We are going to create a the average opponent variable using the mean() and grep()
#create an Empty variable
final$avg_opponent_rate <- NA
for (i in 1:nrow(final)) {
final$avg_opponent_rate[i] <- round(rowMeans(final[i,grep('Pre_Ratings',
colnames(final)):grep("Post_Ratings",colnames(final))], na.rm=TRUE))
}
head(final)
## Pair_Num State Player_Name Pre_Ratings Post_Ratings Number_Plays
## 1 1 ON GARY HUA 1794 1817 2
## 2 2 MI DAKSHESH DARURI 1553 1663 2
## 3 3 MI ADITYA BAJAJ 1384 1640 2
## 4 4 MI PATRICK H 1716 1744 2
## 5 5 MI HANSHI ZUO 1655 1690 2
## 6 6 OH HANSEN SONG 1686 1687 3
## Total_points Player_ID Player_Games1 Player_Games2 Player_Games3
## 1 6.0 15445895 39 21 18
## 2 6.0 14598900 63 58 4
## 3 6.0 14959604 8 61 25
## 4 5.5 12616049 23 28 2
## 5 5.5 14601533 45 37 12
## 6 5.0 15055204 34 29 11
## Player_Games4 Player_Games5 Player_Games6 Player_Games7 Round_1 Round_2
## 1 14 7 12 4 W W
## 2 17 16 20 7 W W
## 3 21 11 13 12 L W
## 4 26 5 19 1 W D
## 5 13 4 14 17 W W
## 6 35 10 27 21 W D
## Round_3 Round_4 Round_5 Round_6 Round_7 avg_opponent_rate
## 1 W W W D D 1806
## 2 L W W W W 1608
## 3 W W W W W 1512
## 4 W W D W D 1730
## 5 D D D W W 1672
## 6 L W D W W 1686
#write.csv(csv.table, file = "Villalobos-tournamentInfo.csv")
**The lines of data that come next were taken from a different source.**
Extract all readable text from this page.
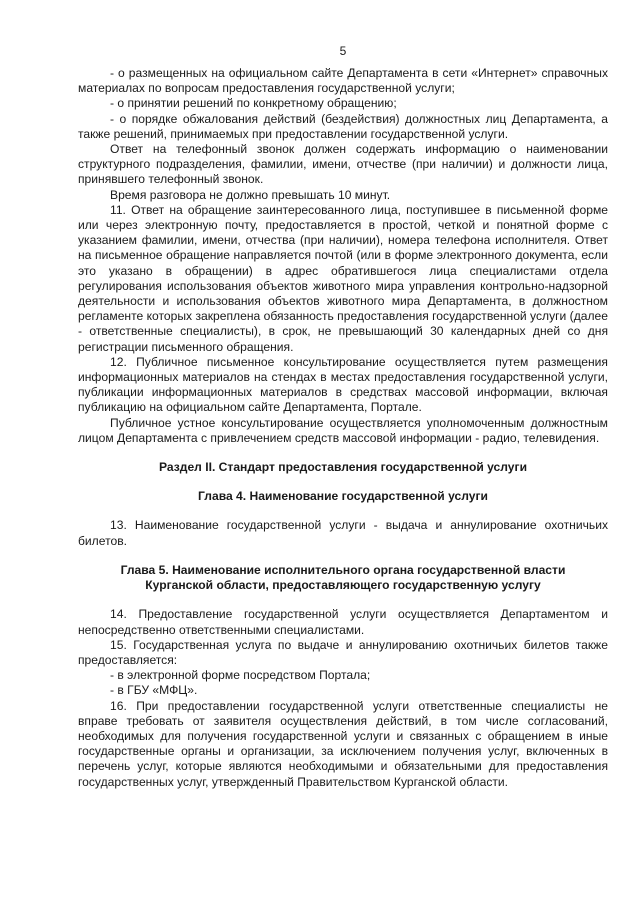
5

- о размещенных на официальном сайте Департамента в сети «Интернет» справочных материалах по вопросам предоставления государственной услуги;

- о принятии решений по конкретному обращению;

- о порядке обжалования действий (бездействия) должностных лиц Департамента, а также решений, принимаемых при предоставлении государственной услуги.

Ответ на телефонный звонок должен содержать информацию о наименовании структурного подразделения, фамилии, имени, отчестве (при наличии) и должности лица, принявшего телефонный звонок.

Время разговора не должно превышать 10 минут.

11. Ответ на обращение заинтересованного лица, поступившее в письменной форме или через электронную почту, предоставляется в простой, четкой и понятной форме с указанием фамилии, имени, отчества (при наличии), номера телефона исполнителя. Ответ на письменное обращение направляется почтой (или в форме электронного документа, если это указано в обращении) в адрес обратившегося лица специалистами отдела регулирования использования объектов животного мира управления контрольно-надзорной деятельности и использования объектов животного мира Департамента, в должностном регламенте которых закреплена обязанность предоставления государственной услуги (далее - ответственные специалисты), в срок, не превышающий 30 календарных дней со дня регистрации письменного обращения.

12. Публичное письменное консультирование осуществляется путем размещения информационных материалов на стендах в местах предоставления государственной услуги, публикации информационных материалов в средствах массовой информации, включая публикацию на официальном сайте Департамента, Портале.

Публичное устное консультирование осуществляется уполномоченным должностным лицом Департамента с привлечением средств массовой информации - радио, телевидения.

Раздел II. Стандарт предоставления государственной услуги

Глава 4. Наименование государственной услуги

13. Наименование государственной услуги - выдача и аннулирование охотничьих билетов.

Глава 5. Наименование исполнительного органа государственной власти

Курганской области, предоставляющего государственную услугу

14. Предоставление государственной услуги осуществляется Департаментом и непосредственно ответственными специалистами.

15. Государственная услуга по выдаче и аннулированию охотничьих билетов также предоставляется:

- в электронной форме посредством Портала;

- в ГБУ «МФЦ».

16. При предоставлении государственной услуги ответственные специалисты не вправе требовать от заявителя осуществления действий, в том числе согласований, необходимых для получения государственной услуги и связанных с обращением в иные государственные органы и организации, за исключением получения услуг, включенных в перечень услуг, которые являются необходимыми и обязательными для предоставления государственных услуг, утвержденный Правительством Курганской области.
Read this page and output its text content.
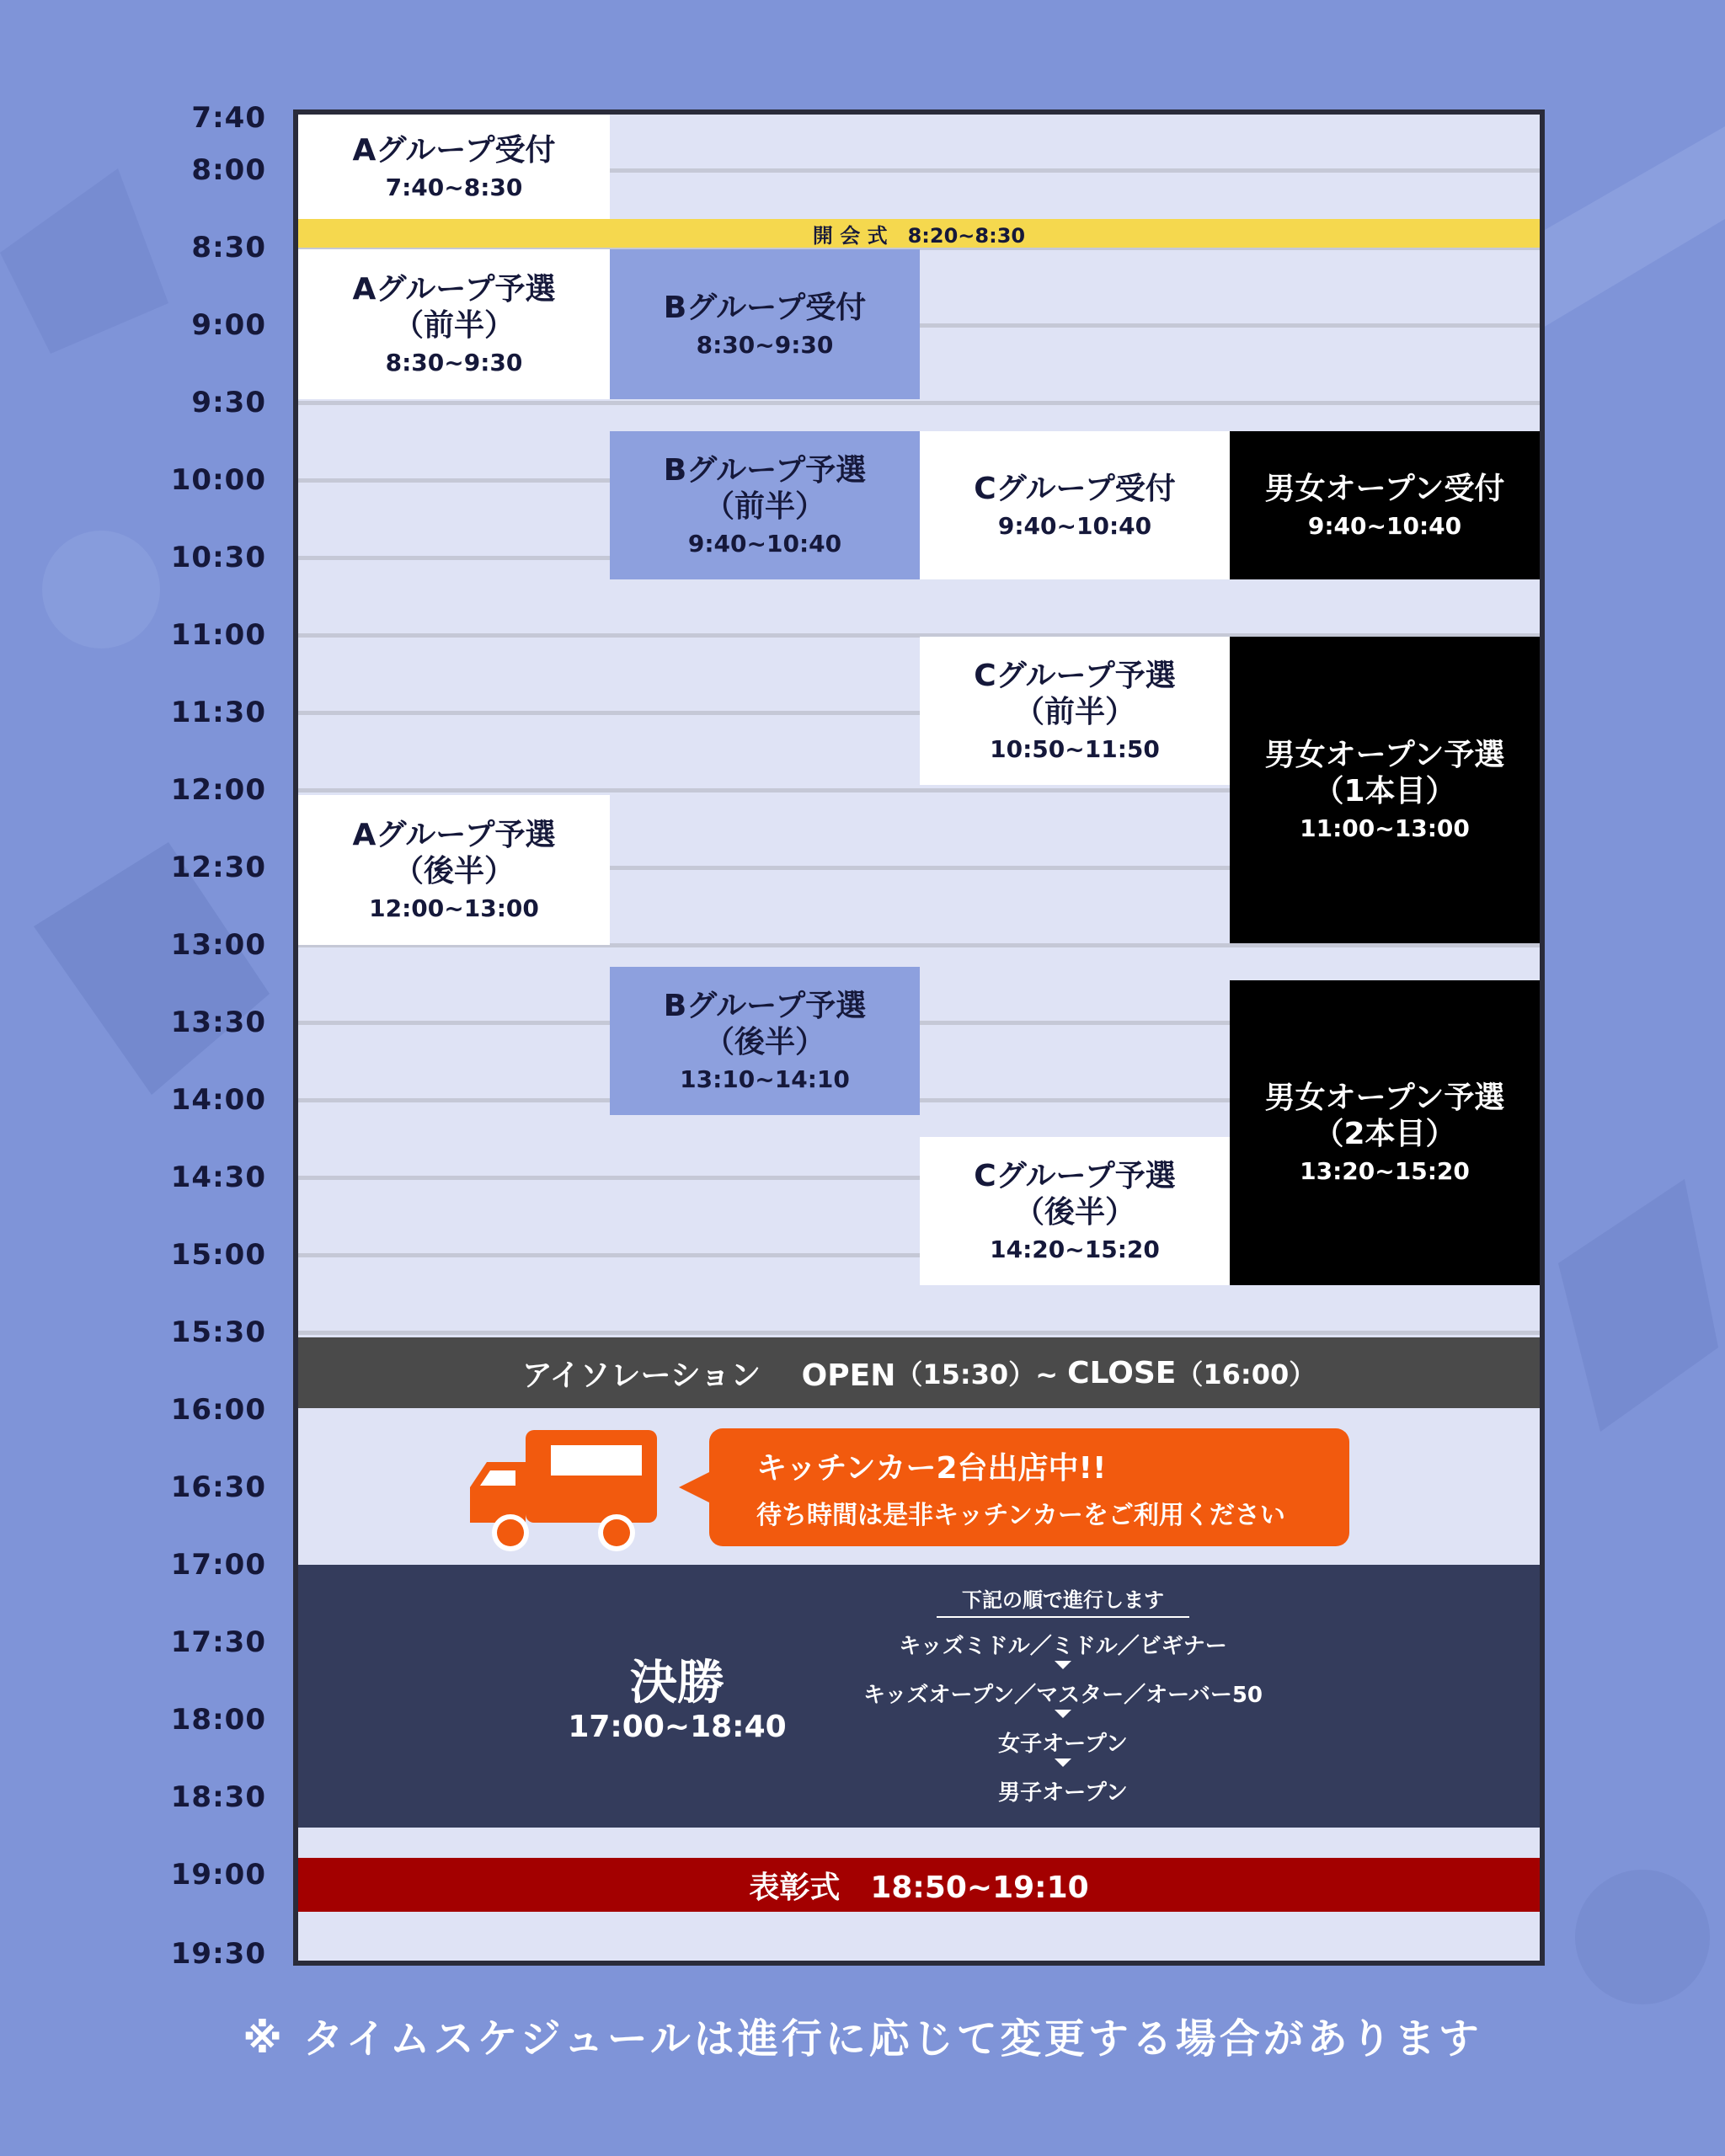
7:40
8:00
8:30
9:00
9:30
10:00
10:30
11:00
11:30
12:00
12:30
13:00
13:30
14:00
14:30
15:00
15:30
16:00
16:30
17:00
17:30
18:00
18:30
19:00
19:30
Aグループ受付
7:40~8:30
開 会 式　8:20~8:30
Aグループ予選
（前半）
8:30~9:30
Aグループ予選
（後半）
12:00~13:00
Bグループ受付
8:30~9:30
Bグループ予選
（前半）
9:40~10:40
Bグループ予選
（後半）
13:10~14:10
Cグループ受付
9:40~10:40
Cグループ予選
（前半）
10:50~11:50
Cグループ予選
（後半）
14:20~15:20
男女オープン受付
9:40~10:40
男女オープン予選
（1本目）
11:00~13:00
男女オープン予選
（2本目）
13:20~15:20
アイソレーション　 OPEN （15:30）~ CLOSE （16:00）
キッチンカー2台出店中!!
待ち時間は是非キッチンカーをご利用ください
決勝
17:00~18:40
下記の順で進行します
キッズミドル／ミドル／ビギナー
キッズオープン／マスター／オーバー50
女子オープン
男子オープン
表彰式　18:50~19:10
※ タイムスケジュールは進行に応じて変更する場合があります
write.table(final, file = "warner-tournamentInfo.csv",row.names=FALSE, na="",col.names=TRUE, sep=",")
This assignment is like a work assignment. I spent a lot time doing research and learning about different technique to clean the data. I read the data set in R using read.delim() function which give a better layout to clean this data set. This assignment would be possible without the use of Regular expression.